Figure 3c. An example of a direct flow, tankless RO and carbon block filter system that provides ambient temperature, hot and near-boiling water. Water flow rate is lower (~1 litre per minute) than tank-based systems. Source: Osmio Water Technology
I kicked this piece off with a quote from JBS Haldane. It’s worth remembering that in his heyday in the mid-20th century, science was often seen as being entirely independent of politics. There was such a thing as ‘blue sky research’. Science back then had yet to be fully corrupted by political and economic powers. Yet Haldane’s extraordinary astuteness enabled him to forecast what has since become a dominant problem of our day. He asserted, “I began to realise that even if the professors leave politics alone, politics won’t leave the professors alone.”

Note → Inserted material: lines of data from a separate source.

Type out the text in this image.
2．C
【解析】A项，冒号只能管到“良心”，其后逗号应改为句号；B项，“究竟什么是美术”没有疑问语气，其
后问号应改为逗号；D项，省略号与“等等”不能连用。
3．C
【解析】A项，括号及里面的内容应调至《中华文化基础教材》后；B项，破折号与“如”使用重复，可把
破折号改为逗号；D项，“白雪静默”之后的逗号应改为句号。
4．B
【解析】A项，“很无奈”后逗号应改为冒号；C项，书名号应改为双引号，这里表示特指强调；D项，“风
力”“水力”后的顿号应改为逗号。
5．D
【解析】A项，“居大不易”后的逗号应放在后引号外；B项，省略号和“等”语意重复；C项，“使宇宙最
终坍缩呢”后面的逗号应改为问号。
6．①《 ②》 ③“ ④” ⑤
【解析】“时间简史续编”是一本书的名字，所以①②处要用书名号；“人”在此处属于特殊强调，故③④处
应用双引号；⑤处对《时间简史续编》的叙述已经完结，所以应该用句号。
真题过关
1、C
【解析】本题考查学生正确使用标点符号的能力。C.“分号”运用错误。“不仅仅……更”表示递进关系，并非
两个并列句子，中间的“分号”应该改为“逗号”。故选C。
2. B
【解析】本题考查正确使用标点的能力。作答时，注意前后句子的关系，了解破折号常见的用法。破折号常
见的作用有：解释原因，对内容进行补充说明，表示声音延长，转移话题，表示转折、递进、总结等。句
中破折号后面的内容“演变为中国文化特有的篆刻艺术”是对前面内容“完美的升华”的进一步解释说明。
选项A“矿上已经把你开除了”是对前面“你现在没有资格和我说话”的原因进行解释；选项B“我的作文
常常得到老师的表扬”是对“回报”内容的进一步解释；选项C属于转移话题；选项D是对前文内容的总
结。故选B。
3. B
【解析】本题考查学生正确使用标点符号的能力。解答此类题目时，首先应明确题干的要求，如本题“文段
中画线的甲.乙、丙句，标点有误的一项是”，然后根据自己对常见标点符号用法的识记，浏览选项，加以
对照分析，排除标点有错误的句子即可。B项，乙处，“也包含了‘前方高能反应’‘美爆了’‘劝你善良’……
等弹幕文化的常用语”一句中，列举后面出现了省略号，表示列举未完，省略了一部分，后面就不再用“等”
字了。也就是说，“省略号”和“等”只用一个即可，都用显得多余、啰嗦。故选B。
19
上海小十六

Politics, inseparable from economics, is why the majority of scientists will continue to tell you remdesivir is the answer to your covid-19 infection and your drinking water supplies are safe without nanofiltration. Don’t think for a minute that’s got anything to do with science.
And if your survival instinct kicks in and your sense of reason tells you the mainstream rationale must be wrong, my sense is you stand a much better chance than most in this inverted, confusing and rapidly changing world.